- Location: Washington State University Vancouver
- Established: 2011
- Website: Official website

= The NEXT Museum =

Online museum for net art and literature

The NEXT: Museum, Library, and Preservation Space is a repository of electronic literature. It is supported by Washington State University at Vancouver and the Electronic Literature Organization. This is a digital museum dedicated to reviving and maintaining these works to make them accessible to all. Physical artifacts are held at the Electronic Literature Lab in Vancouver, Washington, US.

== History ==
This digital museum originally housed 30 separate collections of 2,500 electronic literature works which had increased to over 3,000 works by 2022. The NEXT uses an Extended Electronic Metadata Schema (ELMS) to describe the complex and interactive digital works it holds. This metadata describes the work and alerts readers to potential reading issues such as fleeting text, color use, or requirements for moving a mouse or moving with a virtual reality environment. The lab opened officially in 2011.

== Reviving works ==
Electronic literature pieces have used software available at the time that are since obsolete, such as HyperCard, Eastgate Systems' StorySpace, Director, ToolBox, and Flash. Recreating works

The NEXT has re-created these works by migrating them to newer systems. The NEXT Museum has re-imagined many individual works, including:

- Charles Bernstein, An Mosaic for Convergence (1997 original publication, 2019 re-imagined)
- Richard Holeton, Figurski at Findhorn on Acid
- Caitlin Fisher, These Waves of Girls
- John McDaid, Uncle Buddy's Phantom Funhouse in 2021
- Stuart Moulthrop, Victory Garden in 2022
- David Kolb, Socrates in the Labyrinth and Caged Texts in 2022
- Bill Bly, We Descend in 2023

=== Noting metadata ===
Where recreating the work is not yet possible, such as Shockwave works like Jim Andrew's Nio, and Noah Wardrip Fruin et al.'s The Impermanence Agent, the NEXT has provided as much metadata as possible.

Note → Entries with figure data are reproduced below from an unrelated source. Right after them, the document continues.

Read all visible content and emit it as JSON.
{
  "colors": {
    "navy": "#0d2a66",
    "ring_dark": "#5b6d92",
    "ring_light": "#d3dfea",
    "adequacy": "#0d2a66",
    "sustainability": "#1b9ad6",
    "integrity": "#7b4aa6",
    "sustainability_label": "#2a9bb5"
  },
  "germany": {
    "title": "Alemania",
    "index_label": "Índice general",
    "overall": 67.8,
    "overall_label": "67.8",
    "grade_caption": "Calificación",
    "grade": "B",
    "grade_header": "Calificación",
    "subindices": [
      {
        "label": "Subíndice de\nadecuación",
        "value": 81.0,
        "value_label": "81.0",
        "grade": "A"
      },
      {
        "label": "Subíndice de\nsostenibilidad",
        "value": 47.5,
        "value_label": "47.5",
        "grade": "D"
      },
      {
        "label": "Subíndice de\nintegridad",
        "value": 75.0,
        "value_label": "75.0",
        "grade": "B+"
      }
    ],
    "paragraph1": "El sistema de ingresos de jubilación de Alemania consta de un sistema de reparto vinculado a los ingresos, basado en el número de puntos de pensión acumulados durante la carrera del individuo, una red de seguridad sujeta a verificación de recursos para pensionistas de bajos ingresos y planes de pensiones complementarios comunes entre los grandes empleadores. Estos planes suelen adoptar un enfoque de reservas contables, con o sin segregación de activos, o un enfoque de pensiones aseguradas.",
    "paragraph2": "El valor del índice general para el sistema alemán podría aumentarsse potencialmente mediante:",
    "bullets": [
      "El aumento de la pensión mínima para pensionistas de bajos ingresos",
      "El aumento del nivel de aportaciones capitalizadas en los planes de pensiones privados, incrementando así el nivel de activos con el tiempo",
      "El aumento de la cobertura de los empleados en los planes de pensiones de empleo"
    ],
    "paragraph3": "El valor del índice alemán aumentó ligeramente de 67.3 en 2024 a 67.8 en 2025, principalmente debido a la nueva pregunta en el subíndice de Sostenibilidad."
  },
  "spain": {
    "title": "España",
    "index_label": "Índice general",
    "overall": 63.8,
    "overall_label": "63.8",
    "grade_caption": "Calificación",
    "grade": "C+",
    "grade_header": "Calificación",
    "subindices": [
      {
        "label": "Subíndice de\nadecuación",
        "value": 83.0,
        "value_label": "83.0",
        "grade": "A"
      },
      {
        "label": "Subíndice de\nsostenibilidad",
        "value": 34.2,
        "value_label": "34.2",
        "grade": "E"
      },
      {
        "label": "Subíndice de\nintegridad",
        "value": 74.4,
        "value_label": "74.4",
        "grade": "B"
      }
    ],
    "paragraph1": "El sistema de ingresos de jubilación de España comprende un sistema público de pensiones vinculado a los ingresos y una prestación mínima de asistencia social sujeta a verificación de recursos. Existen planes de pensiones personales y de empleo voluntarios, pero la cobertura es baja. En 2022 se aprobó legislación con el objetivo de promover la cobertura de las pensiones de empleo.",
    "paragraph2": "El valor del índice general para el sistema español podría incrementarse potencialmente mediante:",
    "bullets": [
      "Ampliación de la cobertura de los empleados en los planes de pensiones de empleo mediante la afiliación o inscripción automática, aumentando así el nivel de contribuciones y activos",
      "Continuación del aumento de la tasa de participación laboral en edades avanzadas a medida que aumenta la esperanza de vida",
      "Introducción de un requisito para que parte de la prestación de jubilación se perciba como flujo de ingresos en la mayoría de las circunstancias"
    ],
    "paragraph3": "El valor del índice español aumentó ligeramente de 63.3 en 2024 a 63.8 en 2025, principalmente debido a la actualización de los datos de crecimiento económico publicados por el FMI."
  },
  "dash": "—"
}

== Individual author collections ==
The NEXT Museum also focuses on collections for notable authors in the electronic literature field, which include their own digital works and other donated physical or digital materials. For example, the Marjorie C. Luesebrink Collection holds 66 works. Luesebrink created and published 27 of these works under the pen name M.D. Coverley—and the NEXT Museum re-imagined, migrated, and developed video playthroughs of these works as they were written on now-obsolete software. The other works in this collection were donated by Luesebrink and include her personal copies of other author's works.

Author collections include:

- José Aburto
- Jo-Anne Green
- N. Katherine Hayles
- Richard Holeton
- Michael Joyce
- Robert Kendall
- David Kolb
- Deena Larsen
- Marjorie Luesebrink. The Marjorie C. Luesebrink Collection at ELO’s The NEXT features 66 works created and collected by this pioneering digital literary artist who publishes under the name M. D. Coverley.
- Cathy Marshall
- Talan Memmott
- Stuart Moulthrop
- Jason Nelson
- Alan Sondheim
- Hazel Smith
- Sarah Smith
- Stephanie Strickland
- Rob Swigart
- Helen Thorington
- Rob Wittig (NetProv)
- Jody Zellen

== Online journal and publication collections ==
Online journals were founded by communities and individuals. The NEXT Museum has curated and collected works from these journals, including the Iowa Review Web (1999-2008) BeeHive (1998 -2004), Cauldron and Net (1997-2002 founded by Claire Dinsmore), Poems That Go (2000-2004), Turbulence.org (1996-2016 co-founded by Jo-Anne Green), and The New River (1996–present). These collections have a wider range than electronic literature, as the Turbulence collected online Portugeuese Netart from 1997-2004.

== Academic publications ==
Stuart Moulthrop and Dene Grigar co-authored two works to document The NEXT's Pathfinder project, which provided video and audio recordings of currently inaccessible works using historically appropriate platforms, termed "traversals": Pathfinders: Documenting the Experience of Early Digital Literature (June 2015) and Traversals: The Use of Preservation for Early Electronic Writing (April 2017).

Cambridge University Press, Digital Literary Studies, has released Dene Grigar and Mariusz Pisarski's work: The Challenges of Born-Digital Fiction (March 2024), as a print work and as a multi-media online work.

== Exhibitions ==
The NEXT Museum curates exhibitions, such as Vision Unbound for Women's History month (2024), Hypertext an art in Italy September 5–8, 2023 in conjunction with the ACM Hypertext Conference, and AfterFlash.